Déclenché vers 3h30 du matin, l'incendie a duré près d'une heure. 70% de l'édifice est détruit, alors que des travaux d'agrandissement étaient en cours. "On a perdu 850 m² de surface", détaille Mohamed Jilali.
Odeur d'essence, murs brûlés et toit effondré
A l'intérieur, des morceaux de parpaing, de tôle et de laine de verre jonchent le sol. Le toit s'est effondré sur la salle de pière. Des fils électriques s'étalent sur les tapis de prière, couverts de cendres. A travers le trou béant causé par l'effondrement du toit, on aperçoit le minaret, miraculeusement resté intact. "Les traces roses, c'est les marques de l'hydrocarbure qui a servi à démarrer l'incendie", indique le trésorier, en montrant un morceau de laine de verre. "Dimanche, ça sentait vraiment l'essence. Ceux qui ont fait ça étaient bien organisés." Quatre jours après le sinistre, l'enquête se poursuit. Aucune information sur le ou les auteurs du crime n'a pour l'heure été communiquée.
Fouzi El Moussoui, 32 ans, se trouvait chez sa mère samedi, dans l'immeuble juste en face de la mosquée. C'est lui qui a alerté les pompiers dans la nuit : "Je suis sorti sur le balcon fumer une cigarette. Une demi-heure après que je sois rentré, j'ai entendu des crépitements, une odeur de fumée. J'ai d'abord cru que c'était l'immeuble, et puis j'ai vu de la fumée sortir du toit de la mosquée."
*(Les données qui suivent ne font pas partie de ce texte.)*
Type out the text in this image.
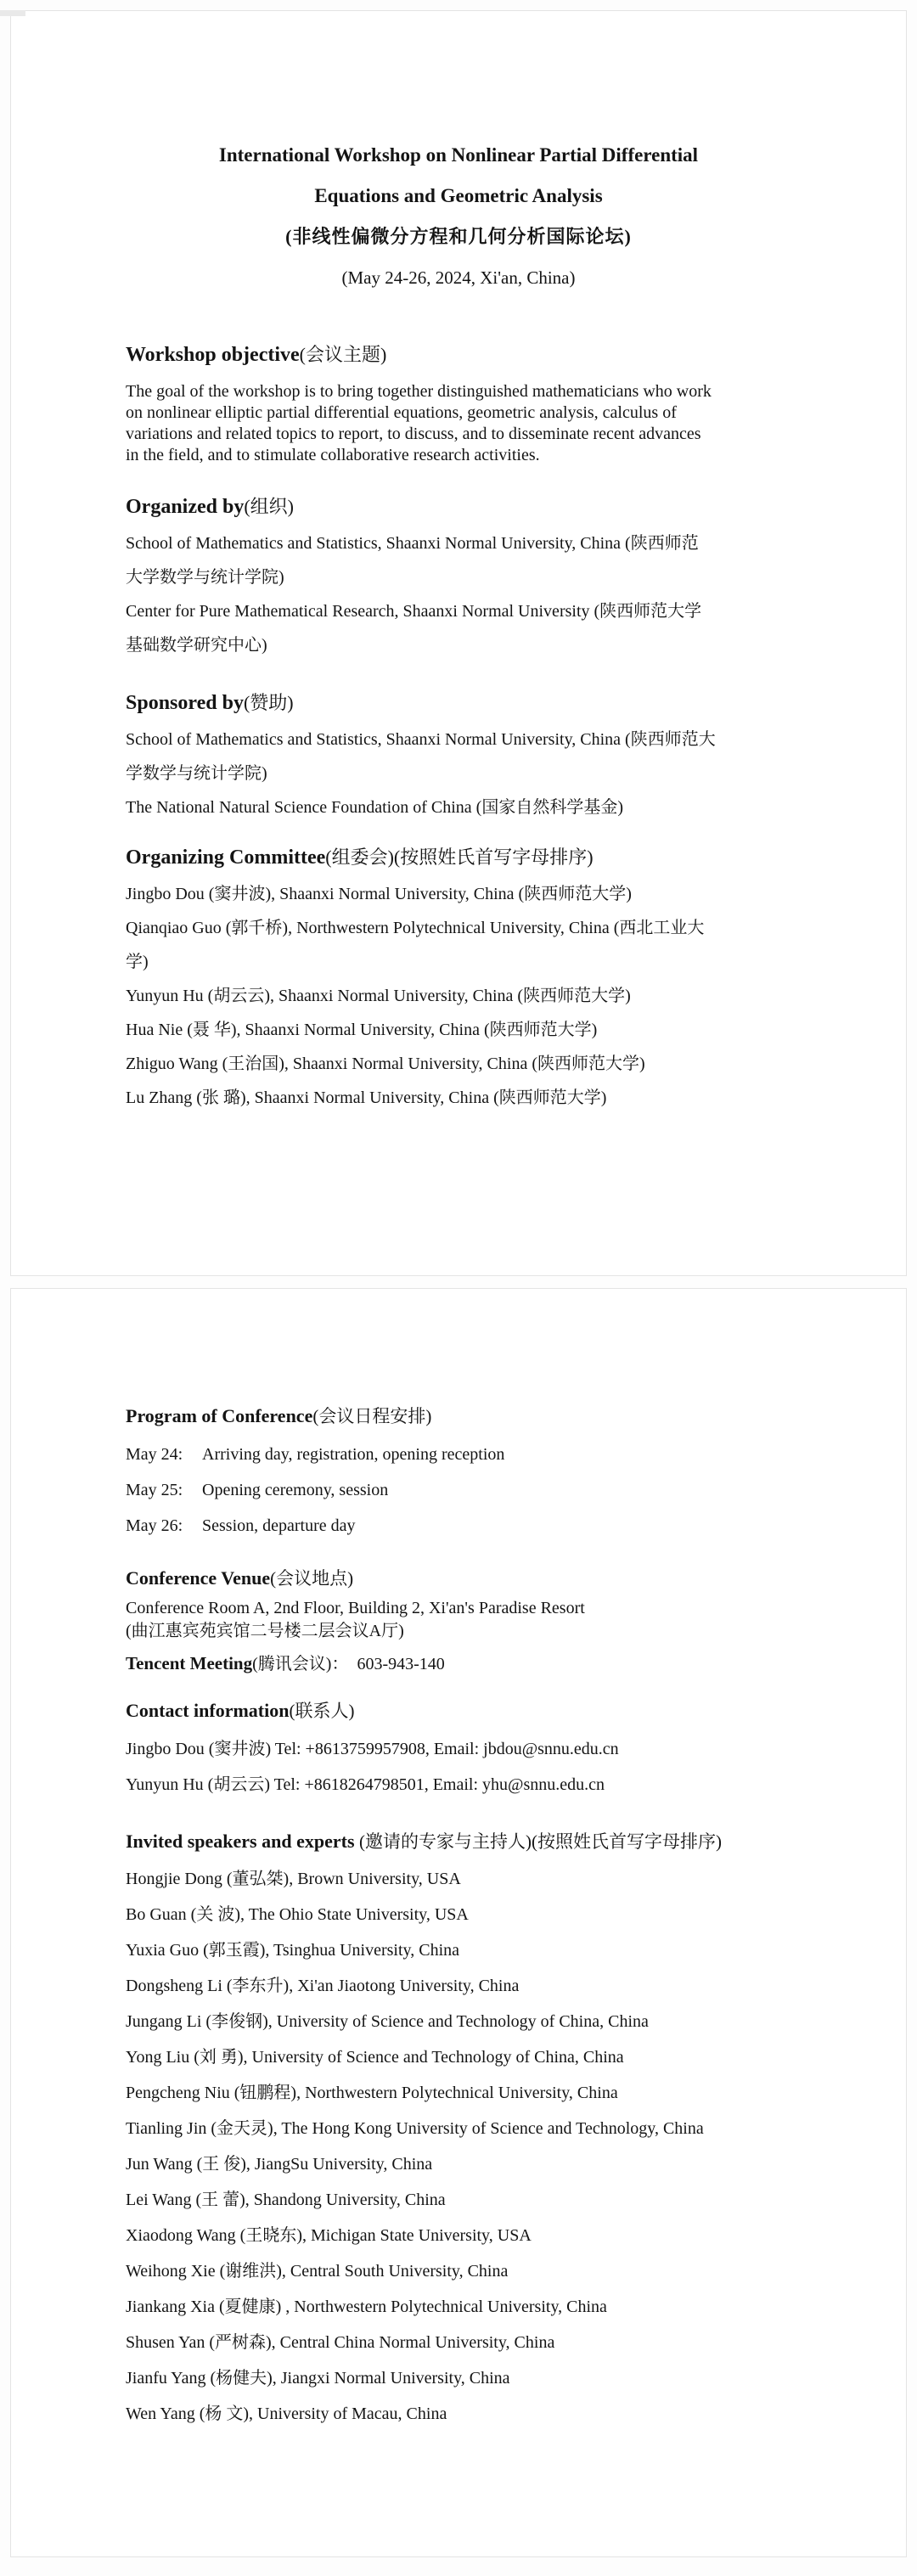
International Workshop on Nonlinear Partial Differential
Equations and Geometric Analysis
(非线性偏微分方程和几何分析国际论坛)
(May 24-26, 2024, Xi'an, China)
Workshop objective(会议主题)

The goal of the workshop is to bring together distinguished mathematicians who work

on nonlinear elliptic partial differential equations, geometric analysis, calculus of

variations and related topics to report, to discuss, and to disseminate recent advances

in the field, and to stimulate collaborative research activities.

Organized by(组织)

School of Mathematics and Statistics, Shaanxi Normal University, China (陕西师范

大学数学与统计学院)

Center for Pure Mathematical Research, Shaanxi Normal University (陕西师范大学

基础数学研究中心)

Sponsored by(赞助)

School of Mathematics and Statistics, Shaanxi Normal University, China (陕西师范大

学数学与统计学院)

The National Natural Science Foundation of China (国家自然科学基金)

Organizing Committee(组委会)(按照姓氏首写字母排序)

Jingbo Dou (窦井波), Shaanxi Normal University, China (陕西师范大学)

Qianqiao Guo (郭千桥), Northwestern Polytechnical University, China (西北工业大

学)

Yunyun Hu (胡云云), Shaanxi Normal University, China (陕西师范大学)

Hua Nie (聂 华), Shaanxi Normal University, China (陕西师范大学)

Zhiguo Wang (王治国), Shaanxi Normal University, China (陕西师范大学)

Lu Zhang (张 璐), Shaanxi Normal University, China (陕西师范大学)

Program of Conference(会议日程安排)
May 24: Arriving day, registration, opening reception
May 25: Opening ceremony, session
May 26: Session, departure day
Conference Venue(会议地点)

Conference Room A, 2nd Floor, Building 2, Xi'an's Paradise Resort

(曲江惠宾苑宾馆二号楼二层会议A厅)

Tencent Meeting(腾讯会议)： 603-943-140

Contact information(联系人)

Jingbo Dou (窦井波) Tel: +8613759957908, Email: jbdou@snnu.edu.cn

Yunyun Hu (胡云云) Tel: +8618264798501, Email: yhu@snnu.edu.cn

Invited speakers and experts (邀请的专家与主持人)(按照姓氏首写字母排序)

Hongjie Dong (董弘桀), Brown University, USA

Bo Guan (关 波), The Ohio State University, USA

Yuxia Guo (郭玉霞), Tsinghua University, China

Dongsheng Li (李东升), Xi'an Jiaotong University, China

Jungang Li (李俊钢), University of Science and Technology of China, China

Yong Liu (刘 勇), University of Science and Technology of China, China

Pengcheng Niu (钮鹏程), Northwestern Polytechnical University, China

Tianling Jin (金天灵), The Hong Kong University of Science and Technology, China

Jun Wang (王 俊), JiangSu University, China

Lei Wang (王 蕾), Shandong University, China

Xiaodong Wang (王晓东), Michigan State University, USA

Weihong Xie (谢维洪), Central South University, China

Jiankang Xia (夏健康) , Northwestern Polytechnical University, China

Shusen Yan (严树森), Central China Normal University, China

Jianfu Yang (杨健夫), Jiangxi Normal University, China

Wen Yang (杨 文), University of Macau, China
En arrivant sur le site, les enquêteurs ont aussitôt relevé des traces d'essence, et constaté d'un bout de grillage, qui servait de clôture à l'arrière du bâtiment, avait été arraché. "Il s'agit d'un acte volontaire, réfléchi", a annoncé le procureur de la République d'Auch, Pierre Aurignac. "Est-ce lié à des tensions internes, externes, à un acte crapuleux ? Les hypothèses peuvent être nombreuses." Le 15 janvier 2015, déjà, des lardons avaient été jetés sur les murs de la mosquée. Le ou les auteurs de cette provocation n'avaient pas été retrouvés. Le procureur avait alors qualifié l'incident de "blague potache".
La piste de l'extrême droite évoquée
A écouter les habitants du Garros, quartier de la basse-ville de 3 000 habitants construit dans les années 1960, les différentes communautés cohabitent en paix. "On n'a jamais eu de problèmes. Il y a beaucoup de communautés musulmanes qui viennent du Kosovo, de Tchétchénie, ou d'Albanie, mais elles s'entendent bien. Tout le monde se retrouve à la mosquée", assure Mohamed, assis sur un banc. "C'est sûr que c'est un quartier défavorisé, mais c'est très calme", acquiesce une jeune femme devant l'entrée d'un immeuble. En janvier, trois voitures ont malgré tout brûlé dans les rues, et quelques faits divers ont été répertoriés depuis. "Il y a pas mal de trafics de drogues, et des bagarres en bas de chez moi, raconte Raymonde, 70 ans. Moi ça me fatigue beaucoup."
D'autres évoquent la piste de l'extrême droite. "Il est prématuré de parler de groupuscules extrêmistes, il faut attendre les résultats de l'enquête", commente Christophe Zoia, journaliste à Auch pour La Dépêche du Midi, interrogé par francetv info. "Ces groupes sont moins notoires à Auch qu'à Toulouse. Mais en même temps, qui d'autres ?" En 2008, la mosquée de Colomiers (Haute-Garonne) avait été taguée et incendiée par le "Languedoc War", un groupe de jeunes néonazis qui fêtaient l'anniversaire d'Adolf Hitler. "On y pense, c'est sûr, mais ça ne reste qu'une supposition", note le journaliste.
Une plainte contre X a été déposée
En attendant, la principale préoccupation des fidèles reste de trouver une nouvelle salle de prière. "Le vendredi, 200 à 300 fidèles venaient à la mosquée, se souvient Ahmed Mouhouche, l'ancien président de la mosquée. C'est un bijou, un travail de longue haleine et collectif qui a disparu." Financée grâce à des dons (à hauteur de 180 000 euros), le lieu avait été inauguré en 2007, et sa main d'oeuvre avait été faite uniquement par les habitants.
Les responsables de la mosquée ont porté plainte contre X, et sont aujourd'hui en contact avec la mairie d'Auch pour trouver une nouvelle salle. Personne ne sait combien de temps prendront les réparations, ni le coût qu'elles représenteront. "On subit, on résite, mais on tiendra", assure Ahmed Mouhouche.